Ich kann am Schicksal des Patienten nichts ändern, aber ich bin bei ihm und kann helfen, es erträglicher zu machen und das ist eine schöne und lohnende Aufgabe.

Die zentrale Aufgabe der Palliativmedizin ist es, Schmerzen und Symptome wie Appetitlosigkeit, Übelkeit, Erbrechen und Atemnot zu lindern und nicht, die Krankheitsursachen zu bekämpfen. Hier werden also stärkere Medikamente als auf anderen Stationen verabreicht?

Nicht unbedingt. Als sehr bereichernd erleben wir den zusätzlichen Einsatz von Komplementärmedizin, wie z.B. der Aromatherapie und Einreibungen.
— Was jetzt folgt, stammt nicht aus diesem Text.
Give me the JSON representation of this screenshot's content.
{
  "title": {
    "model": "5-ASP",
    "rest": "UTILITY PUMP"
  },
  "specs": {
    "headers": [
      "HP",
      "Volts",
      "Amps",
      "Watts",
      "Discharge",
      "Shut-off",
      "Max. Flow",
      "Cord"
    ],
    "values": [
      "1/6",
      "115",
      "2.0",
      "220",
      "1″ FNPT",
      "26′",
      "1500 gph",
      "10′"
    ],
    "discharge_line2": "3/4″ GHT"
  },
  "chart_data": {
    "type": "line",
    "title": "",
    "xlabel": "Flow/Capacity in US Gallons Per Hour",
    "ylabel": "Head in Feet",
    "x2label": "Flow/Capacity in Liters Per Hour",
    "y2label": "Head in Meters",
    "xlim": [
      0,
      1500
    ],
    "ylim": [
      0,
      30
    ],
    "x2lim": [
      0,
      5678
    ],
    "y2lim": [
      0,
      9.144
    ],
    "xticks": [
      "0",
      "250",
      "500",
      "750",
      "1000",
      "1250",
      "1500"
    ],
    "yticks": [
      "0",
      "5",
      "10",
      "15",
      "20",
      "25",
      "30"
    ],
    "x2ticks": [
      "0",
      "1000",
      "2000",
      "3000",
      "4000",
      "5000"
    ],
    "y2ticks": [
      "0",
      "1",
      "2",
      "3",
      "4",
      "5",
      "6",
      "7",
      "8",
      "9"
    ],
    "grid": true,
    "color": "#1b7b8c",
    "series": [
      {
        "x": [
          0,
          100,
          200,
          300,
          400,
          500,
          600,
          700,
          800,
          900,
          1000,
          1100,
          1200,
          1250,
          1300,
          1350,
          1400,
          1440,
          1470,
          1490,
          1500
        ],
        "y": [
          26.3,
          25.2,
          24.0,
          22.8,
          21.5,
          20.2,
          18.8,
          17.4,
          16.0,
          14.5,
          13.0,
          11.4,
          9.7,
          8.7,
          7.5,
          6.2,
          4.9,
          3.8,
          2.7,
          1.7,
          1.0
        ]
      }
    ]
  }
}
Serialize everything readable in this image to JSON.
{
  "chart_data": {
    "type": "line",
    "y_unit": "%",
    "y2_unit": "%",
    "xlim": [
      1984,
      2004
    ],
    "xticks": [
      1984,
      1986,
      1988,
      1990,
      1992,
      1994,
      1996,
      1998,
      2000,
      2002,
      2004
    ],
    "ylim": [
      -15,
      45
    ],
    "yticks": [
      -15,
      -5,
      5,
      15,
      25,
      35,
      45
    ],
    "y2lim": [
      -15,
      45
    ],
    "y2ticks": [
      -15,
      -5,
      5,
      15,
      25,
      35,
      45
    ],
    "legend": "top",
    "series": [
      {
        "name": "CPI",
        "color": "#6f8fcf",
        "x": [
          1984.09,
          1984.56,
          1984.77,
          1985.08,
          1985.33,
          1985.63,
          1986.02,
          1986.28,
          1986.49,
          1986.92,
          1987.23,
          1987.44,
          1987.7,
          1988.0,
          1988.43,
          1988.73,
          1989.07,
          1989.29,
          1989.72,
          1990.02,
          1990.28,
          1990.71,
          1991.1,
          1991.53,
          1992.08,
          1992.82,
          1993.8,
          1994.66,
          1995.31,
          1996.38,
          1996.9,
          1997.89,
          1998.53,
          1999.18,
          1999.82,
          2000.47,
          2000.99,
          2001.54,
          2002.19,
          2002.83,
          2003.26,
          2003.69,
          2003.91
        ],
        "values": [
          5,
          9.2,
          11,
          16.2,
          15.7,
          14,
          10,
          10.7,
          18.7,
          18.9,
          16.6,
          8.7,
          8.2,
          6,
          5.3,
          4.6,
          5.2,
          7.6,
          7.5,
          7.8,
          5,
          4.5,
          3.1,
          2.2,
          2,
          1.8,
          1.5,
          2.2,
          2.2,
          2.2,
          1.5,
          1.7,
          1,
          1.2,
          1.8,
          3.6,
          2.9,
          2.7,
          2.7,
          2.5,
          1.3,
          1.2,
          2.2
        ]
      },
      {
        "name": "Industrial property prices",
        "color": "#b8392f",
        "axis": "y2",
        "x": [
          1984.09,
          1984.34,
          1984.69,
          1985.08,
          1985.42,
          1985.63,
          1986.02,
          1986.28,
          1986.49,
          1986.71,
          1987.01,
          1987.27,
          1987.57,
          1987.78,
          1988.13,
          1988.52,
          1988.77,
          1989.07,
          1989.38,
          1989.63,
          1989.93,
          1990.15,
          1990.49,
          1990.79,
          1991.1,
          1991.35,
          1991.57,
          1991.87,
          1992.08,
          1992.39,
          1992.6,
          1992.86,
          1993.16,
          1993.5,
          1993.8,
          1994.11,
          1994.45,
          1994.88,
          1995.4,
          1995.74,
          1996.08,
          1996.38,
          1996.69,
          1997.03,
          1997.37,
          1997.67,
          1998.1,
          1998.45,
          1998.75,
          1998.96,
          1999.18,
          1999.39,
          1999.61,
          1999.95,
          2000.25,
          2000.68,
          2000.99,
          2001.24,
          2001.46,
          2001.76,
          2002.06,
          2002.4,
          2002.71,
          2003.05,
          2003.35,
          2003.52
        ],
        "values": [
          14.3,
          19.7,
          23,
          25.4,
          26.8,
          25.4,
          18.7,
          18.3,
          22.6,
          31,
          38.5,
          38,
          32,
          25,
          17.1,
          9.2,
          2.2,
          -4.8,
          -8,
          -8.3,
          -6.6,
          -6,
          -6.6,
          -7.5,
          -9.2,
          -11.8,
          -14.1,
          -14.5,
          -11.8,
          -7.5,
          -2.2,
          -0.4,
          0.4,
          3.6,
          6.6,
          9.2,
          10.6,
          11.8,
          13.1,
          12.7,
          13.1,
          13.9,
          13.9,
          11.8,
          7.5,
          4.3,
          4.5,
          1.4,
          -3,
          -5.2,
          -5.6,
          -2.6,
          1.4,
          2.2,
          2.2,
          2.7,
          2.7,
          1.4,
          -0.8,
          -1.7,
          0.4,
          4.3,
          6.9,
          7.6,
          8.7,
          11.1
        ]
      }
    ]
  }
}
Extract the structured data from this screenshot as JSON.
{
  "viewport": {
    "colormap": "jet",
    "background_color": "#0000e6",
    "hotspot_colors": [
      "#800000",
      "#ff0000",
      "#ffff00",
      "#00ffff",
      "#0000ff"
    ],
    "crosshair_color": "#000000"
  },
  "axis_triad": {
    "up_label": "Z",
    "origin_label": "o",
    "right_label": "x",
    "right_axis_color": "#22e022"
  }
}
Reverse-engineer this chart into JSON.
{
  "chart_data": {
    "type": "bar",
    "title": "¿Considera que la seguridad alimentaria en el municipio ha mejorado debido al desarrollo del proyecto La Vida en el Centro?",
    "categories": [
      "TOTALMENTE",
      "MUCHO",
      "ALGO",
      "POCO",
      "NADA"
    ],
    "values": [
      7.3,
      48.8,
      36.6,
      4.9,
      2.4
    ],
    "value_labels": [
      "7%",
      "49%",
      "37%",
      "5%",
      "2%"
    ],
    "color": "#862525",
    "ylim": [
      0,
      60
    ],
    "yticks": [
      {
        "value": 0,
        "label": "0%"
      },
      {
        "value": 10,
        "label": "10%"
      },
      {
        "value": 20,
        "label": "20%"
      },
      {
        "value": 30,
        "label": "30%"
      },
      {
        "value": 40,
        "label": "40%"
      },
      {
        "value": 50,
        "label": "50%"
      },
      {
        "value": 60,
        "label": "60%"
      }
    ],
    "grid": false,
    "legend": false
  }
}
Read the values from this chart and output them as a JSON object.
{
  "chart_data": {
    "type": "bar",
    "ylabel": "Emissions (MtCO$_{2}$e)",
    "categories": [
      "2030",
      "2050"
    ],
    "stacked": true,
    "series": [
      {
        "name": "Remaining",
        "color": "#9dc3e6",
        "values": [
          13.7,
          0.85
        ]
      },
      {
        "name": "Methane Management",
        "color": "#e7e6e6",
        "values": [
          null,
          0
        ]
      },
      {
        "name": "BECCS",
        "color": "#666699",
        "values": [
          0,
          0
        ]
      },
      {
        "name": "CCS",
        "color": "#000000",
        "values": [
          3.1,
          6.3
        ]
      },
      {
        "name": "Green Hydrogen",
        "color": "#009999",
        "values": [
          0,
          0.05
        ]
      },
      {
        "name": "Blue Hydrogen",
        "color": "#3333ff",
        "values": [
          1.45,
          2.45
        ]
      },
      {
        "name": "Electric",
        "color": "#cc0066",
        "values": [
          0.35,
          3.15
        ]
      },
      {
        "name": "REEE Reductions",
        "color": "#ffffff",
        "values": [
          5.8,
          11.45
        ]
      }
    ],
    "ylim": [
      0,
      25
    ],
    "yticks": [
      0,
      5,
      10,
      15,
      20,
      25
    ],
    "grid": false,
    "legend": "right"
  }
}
Dennoch sind die Schmerzen vieler Patienten so stark, dass sie ohne Opiate nicht erträglich wären.

Was sagen Sie einem Patienten, der schneller sterben will? Assistierte Sterbehilfe ist in Deutschland ja verboten.

Die zentrale Frage ist: Was genau ist so schlimm, dass der Patient es nicht mehr aushält? Grundsätzlich vertreten wir eine lebensbejahende Haltung. Bei unerträglichen Beschwerden gibt es zudem das Mittel der palliativen Sedierung. Hier wird ein leichtes Narkose- und ein Schmerzmittel verabreicht. Der Patient darf schlafen, bleibt aber ansprechbar. Ich habe es bisher noch nicht erlebt, dass jemand trotzdem aktive Sterbehilfe in Anspruch nehmen wollte. Wichtig ist, dass sich der Patient in seiner Situation gesehen, begleitet und unterstützt fühlt.

Vielen Dank für das Gespräch, Frau Rudolf!